A quick sketch of issues created by Obamafix

 

Note: this entry will likely be updated today as new information comes in.

President Obama is stating right now that the Executive branch of the federal government will fix the problems created by insurer cancellation of many individual health policies by forcing insurers to renew cancelled policies.  It may be that state insurance commissioners will be able to veto this imposition within their own states.

A number of legal and economic issues are created by this proposal.  I sketch them here.

1. Where does President Obama get the authority to issue such a regulation?  The President can not rule by decree and it will be challenging to figure out what statute authorizes him to undo parts of the Affordable Care Act that would have prohibited insurers from selling such policies.  Perhaps the President will argue that all he is doing is directing the Secretary of HHS and other executive officials not to prosecute or otherwise punish insurers for selling policies without Essential Health Benefits but only with respect to policies they had just recently cancelled? Or possibly he might expand the definition of what it means to be “grandfathered.” In any event, there is a separation of powers issue here worth thinking about.

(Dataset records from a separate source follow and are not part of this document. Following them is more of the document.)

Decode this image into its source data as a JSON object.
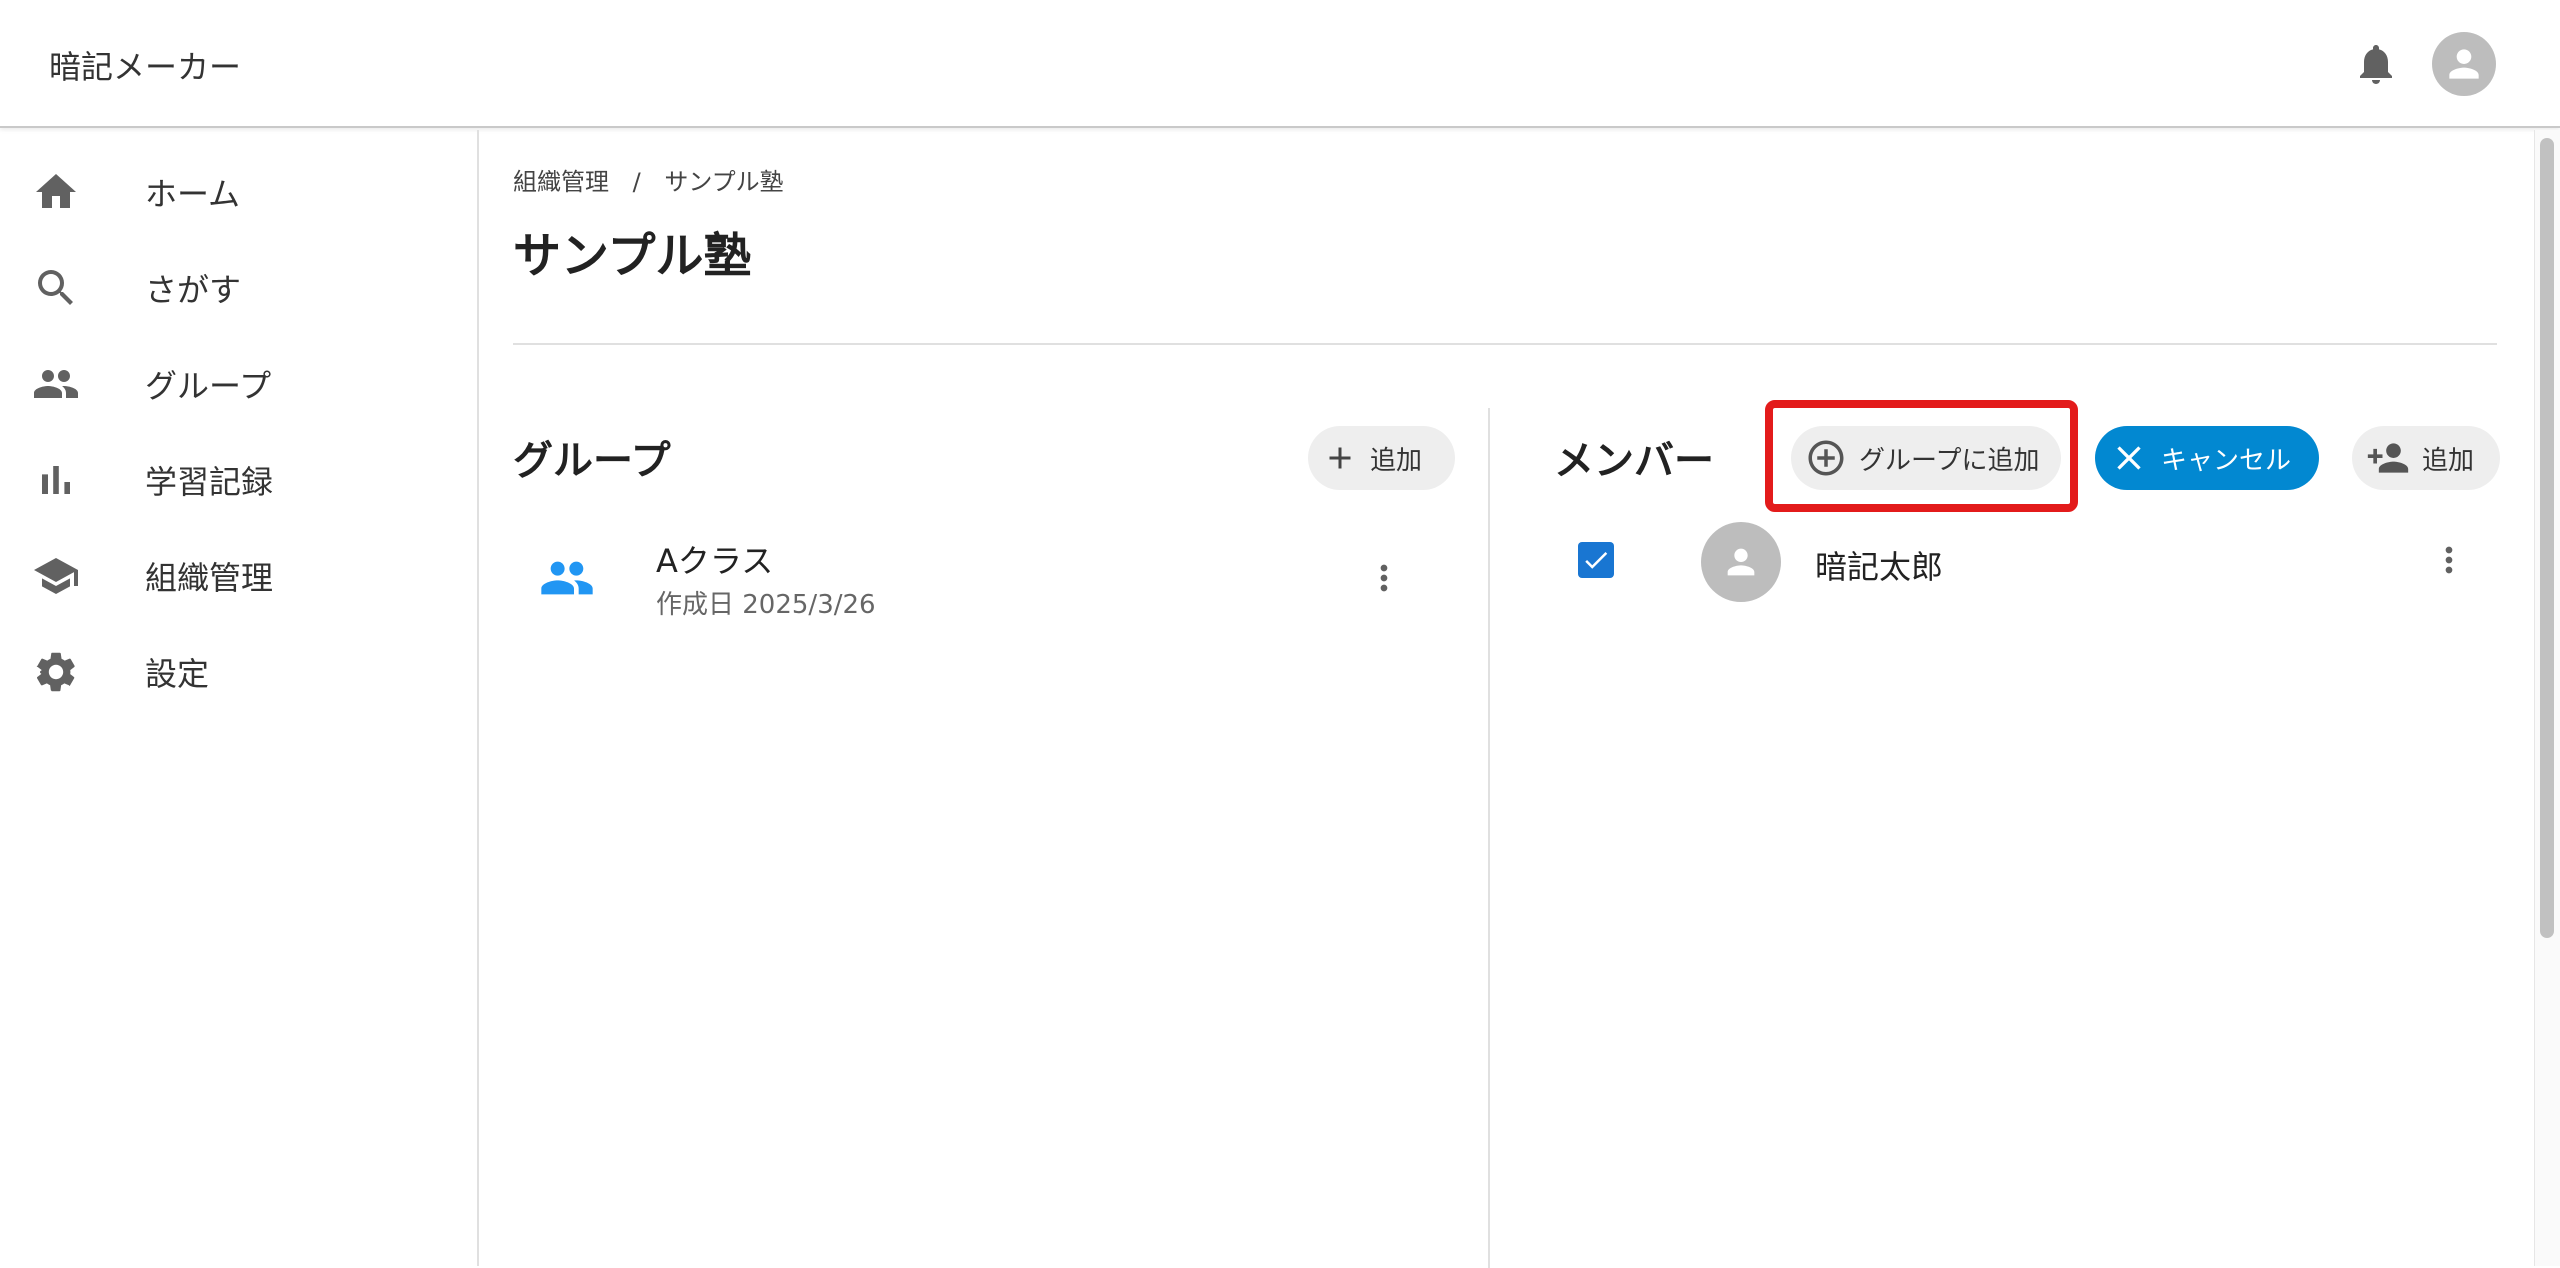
{
  "app": {
    "title": "暗記メーカー"
  },
  "sidebar": {
    "items": [
      {
        "label": "ホーム",
        "icon": "home-icon"
      },
      {
        "label": "さがす",
        "icon": "search-icon"
      },
      {
        "label": "グループ",
        "icon": "people-icon"
      },
      {
        "label": "学習記録",
        "icon": "bar-chart-icon"
      },
      {
        "label": "組織管理",
        "icon": "school-icon"
      },
      {
        "label": "設定",
        "icon": "gear-icon"
      }
    ]
  },
  "breadcrumb": {
    "items": [
      "組織管理",
      "/",
      "サンプル塾"
    ]
  },
  "page": {
    "title": "サンプル塾"
  },
  "groups": {
    "title": "グループ",
    "add_label": "追加",
    "list": [
      {
        "name": "Aクラス",
        "date": "作成日 2025/3/26"
      }
    ]
  },
  "members": {
    "title": "メンバー",
    "add_to_group_label": "グループに追加",
    "cancel_label": "キャンセル",
    "add_label": "追加",
    "list": [
      {
        "name": "暗記太郎",
        "checked": true
      }
    ]
  },
  "colors": {
    "accent_blue": "#0288d1",
    "group_icon_blue": "#2196f3",
    "checkbox_blue": "#1976d2",
    "highlight_red": "#e31b1b",
    "icon_gray": "#616161"
  }
}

But, if I am hearing the President correctly and reading news accounts properly, I am wondering who will have “standing” to challenge the ruling since no one appears to be forced to do anything.  If I’m reading things incorrectly and insurers are indeed going to be forced to uncancel, then, unlike earlier expansionist views of executive authority such as delay of the employer mandate, there will definitely be institutions with “standing” — some insurer that does not want to renew — to challenge the ruling.

As one might expect, law professors are opining on the legality of the President acting here without congressional authority.  Professor Eugene Kontorovich from Northwestern University Law School has published a quick piece on The Volokh Conspiracy, a leading conservative-libertarian blog, arguing that the President’s fix violates separation of powers.  He also cites to the letter actually sent by CMS to State Insurance Commissioners explaining the President’s ruling.

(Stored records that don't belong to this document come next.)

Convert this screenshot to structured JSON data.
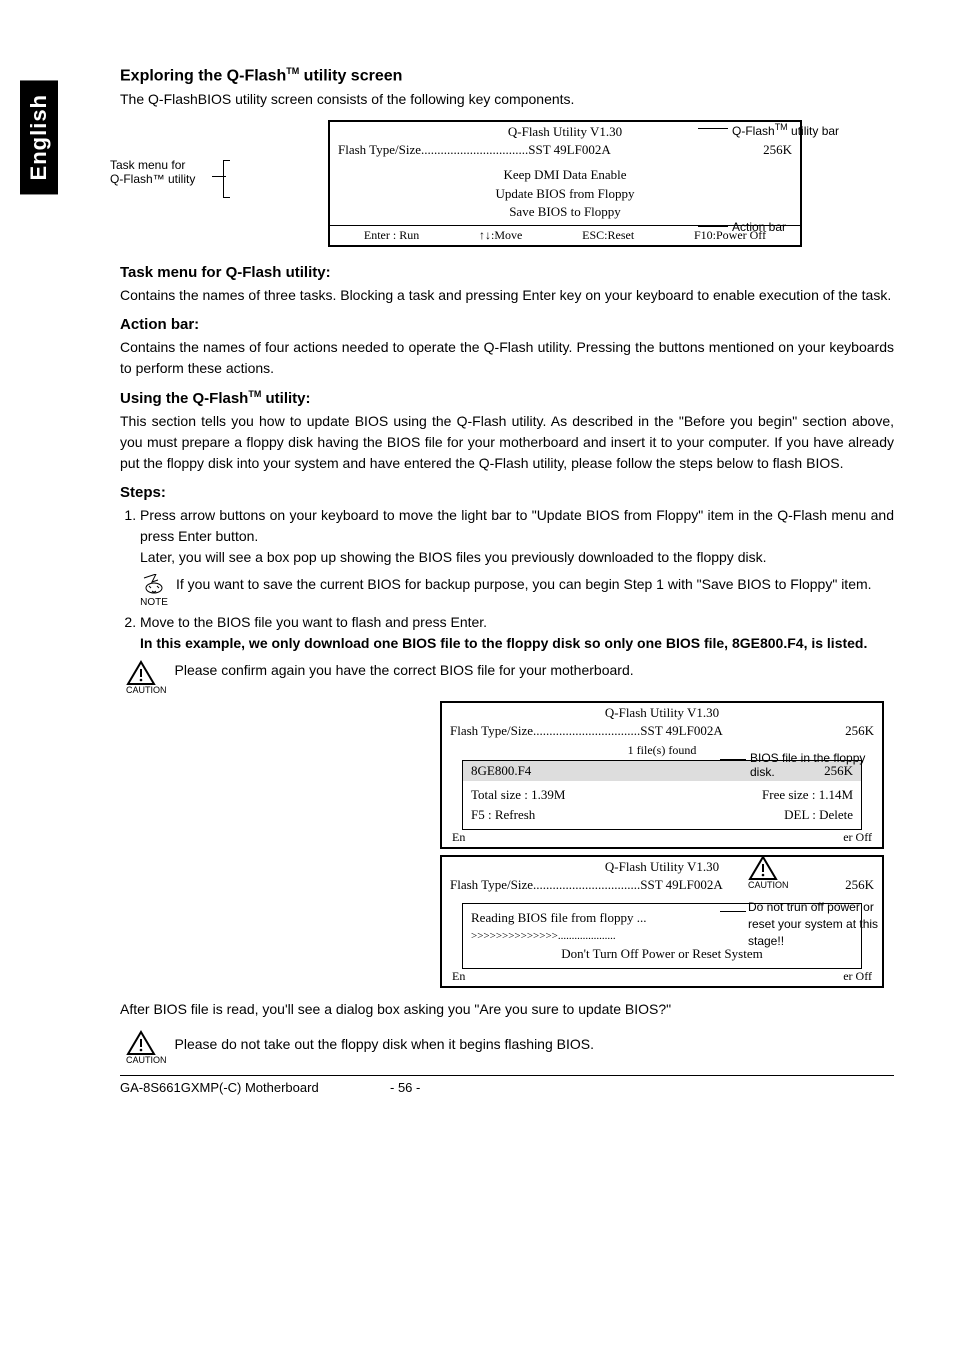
{
  "lang_tab": "English",
  "sec1_title_a": "Exploring the Q-Flash",
  "sec1_title_tm": "TM",
  "sec1_title_b": " utility screen",
  "sec1_intro": "The Q-FlashBIOS utility screen consists of the following key components.",
  "diagram1": {
    "left_label_l1": "Task menu for",
    "left_label_l2": "Q-Flash™ utility",
    "right_label_top_a": "Q-Flash",
    "right_label_top_tm": "TM",
    "right_label_top_b": " utility bar",
    "right_label_bot": "Action bar",
    "title": "Q-Flash Utility V1.30",
    "flash_label": "Flash Type/Size.................................SST 49LF002A",
    "flash_size": "256K",
    "menu_l1": "Keep DMI Data    Enable",
    "menu_l2": "Update BIOS from Floppy",
    "menu_l3": "Save BIOS to Floppy",
    "act1": "Enter : Run",
    "act2": "↑↓:Move",
    "act3": "ESC:Reset",
    "act4": "F10:Power Off"
  },
  "task_menu_heading": "Task menu for Q-Flash utility:",
  "task_menu_body": "Contains the names of three tasks. Blocking a task and pressing Enter key on your keyboard to enable execution of the task.",
  "action_bar_heading": "Action bar:",
  "action_bar_body": "Contains the names of four actions needed to operate the Q-Flash utility. Pressing the buttons mentioned on your keyboards to perform these actions.",
  "using_title_a": "Using the Q-Flash",
  "using_title_tm": "TM",
  "using_title_b": " utility:",
  "using_body": "This section tells you how to update BIOS using the Q-Flash utility. As described in the \"Before you begin\" section above, you must prepare a floppy disk having the BIOS file for your motherboard and insert it to your computer. If you have already put the floppy disk into your system and have entered the Q-Flash utility, please follow the steps below to flash BIOS.",
  "steps_heading": "Steps:",
  "step1_a": "Press arrow buttons on your keyboard to move the light bar to \"Update BIOS from Floppy\" item in the  Q-Flash menu and press Enter button.",
  "step1_b": "Later, you will see a box pop up showing the BIOS files you previously downloaded to the floppy disk.",
  "note1": "If you want to save the current BIOS for backup purpose, you can begin Step 1 with \"Save BIOS to Floppy\" item.",
  "note_label": "NOTE",
  "step2_a": "Move to the BIOS file you want to flash and press Enter.",
  "step2_bold": "In this example, we only download one BIOS file to the floppy disk so only one BIOS file, 8GE800.F4, is listed.",
  "caution1": "Please confirm again you have the correct BIOS file for your motherboard.",
  "caution_label": "CAUTION",
  "diagram2": {
    "title": "Q-Flash Utility V1.30",
    "flash_label": "Flash Type/Size.................................SST 49LF002A",
    "flash_size": "256K",
    "files_found": "1 file(s) found",
    "file_name": "8GE800.F4",
    "file_size": "256K",
    "total": "Total size : 1.39M",
    "free": "Free size : 1.14M",
    "refresh": "F5 : Refresh",
    "delete": "DEL : Delete",
    "left_trunc": "En",
    "right_trunc": "er Off",
    "right_label_l1": "BIOS file in the floppy",
    "right_label_l2": "disk."
  },
  "diagram3": {
    "title": "Q-Flash Utility V1.30",
    "flash_label": "Flash Type/Size.................................SST 49LF002A",
    "flash_size": "256K",
    "reading": "Reading BIOS file from floppy ...",
    "progress": ">>>>>>>>>>>>>>.....................",
    "warn": "Don't Turn Off Power or Reset System",
    "left_trunc": "En",
    "right_trunc": "er Off",
    "right_label_l1": "Do not trun off power or",
    "right_label_l2": "reset your system at this",
    "right_label_l3": "stage!!"
  },
  "after_body": "After BIOS file is read, you'll see a dialog box asking you \"Are you sure to update BIOS?\"",
  "caution2": "Please do not take out the floppy disk when it begins flashing BIOS.",
  "footer_left": "GA-8S661GXMP(-C) Motherboard",
  "footer_page": "- 56 -"
}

2. From what I am now hearing, it appears that insurers will not be forced to reissue these policies.  Nor will state insurance commissioners be forced to authorize sale of these policies.  That should eliminate federalism issues or possibly due process issues.  Otherwise there would have been a question as to whether forced insurance by the federal government — whether done by a legislature or through executive action — violates any independent protections of the Constitution?  Assuming this is regulation of interstate commerce, nonetheless neither the executive nor the legislature can take property without just compensation and, on occasion,  this provision has been interpreted to encompass regulations that effectively take property.

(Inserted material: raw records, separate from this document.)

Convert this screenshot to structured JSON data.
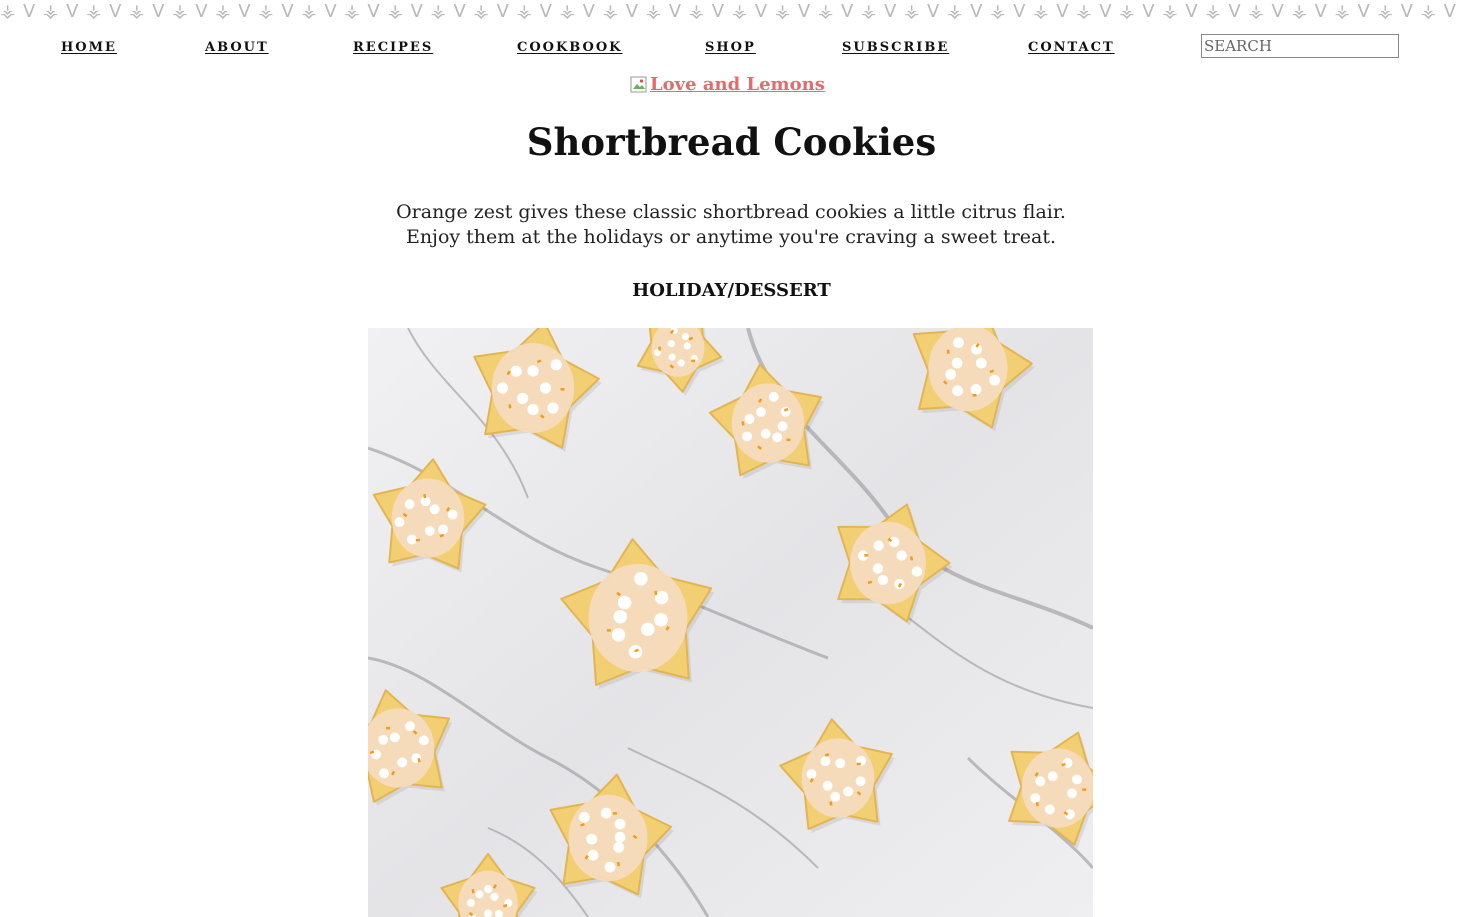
{
  "pattern": {
    "glyph_a": "⚶",
    "glyph_b": "V",
    "color": "#b9b9b9"
  },
  "nav": {
    "items": [
      {
        "label": "HOME"
      },
      {
        "label": "ABOUT"
      },
      {
        "label": "RECIPES"
      },
      {
        "label": "COOKBOOK"
      },
      {
        "label": "SHOP"
      },
      {
        "label": "SUBSCRIBE"
      },
      {
        "label": "CONTACT"
      }
    ]
  },
  "search": {
    "placeholder": "SEARCH",
    "value": ""
  },
  "logo": {
    "alt_text": "Love and Lemons",
    "color": "#e36b6b"
  },
  "post": {
    "title": "Shortbread Cookies",
    "description_line1": "Orange zest gives these classic shortbread cookies a little citrus flair.",
    "description_line2": "Enjoy them at the holidays or anytime you're craving a sweet treat.",
    "category": "HOLIDAY/DESSERT"
  },
  "hero_image": {
    "subject": "iced-star-shortbread-cookies-on-marble",
    "colors": {
      "cookie": "#f2cf72",
      "icing": "#f5dcc0",
      "zest": "#f39c1a",
      "marble": "#e8e8ea"
    }
  }
}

3. Assuming insurers accept the President’s invitation, doesn’t this create more problems for the Exchange?  The hundreds of thousands or millions of people who are potentially being helped here are people who have recently been medically underwritten and are most likely healthy.  If these people have the chance of being forced into a pool in which there is no medical underwriting and one in which there is, many will opt — even if there is no subsidy — into the underwritten pool, particularly if the Exchange policies offers a feature/price mix that they do not want. But the withdrawal of these people from the Exchange pools makes it ever more likely that an adverse selection death spiral could develop in the Exchange.  The horse journalists and others should be beating now is not about breaches of promise — that’s been thoroughly discussed — but about how insurers who have agreed to write policies in the Exchange on one set of assumptions about the pool are going to react when those assumptions change.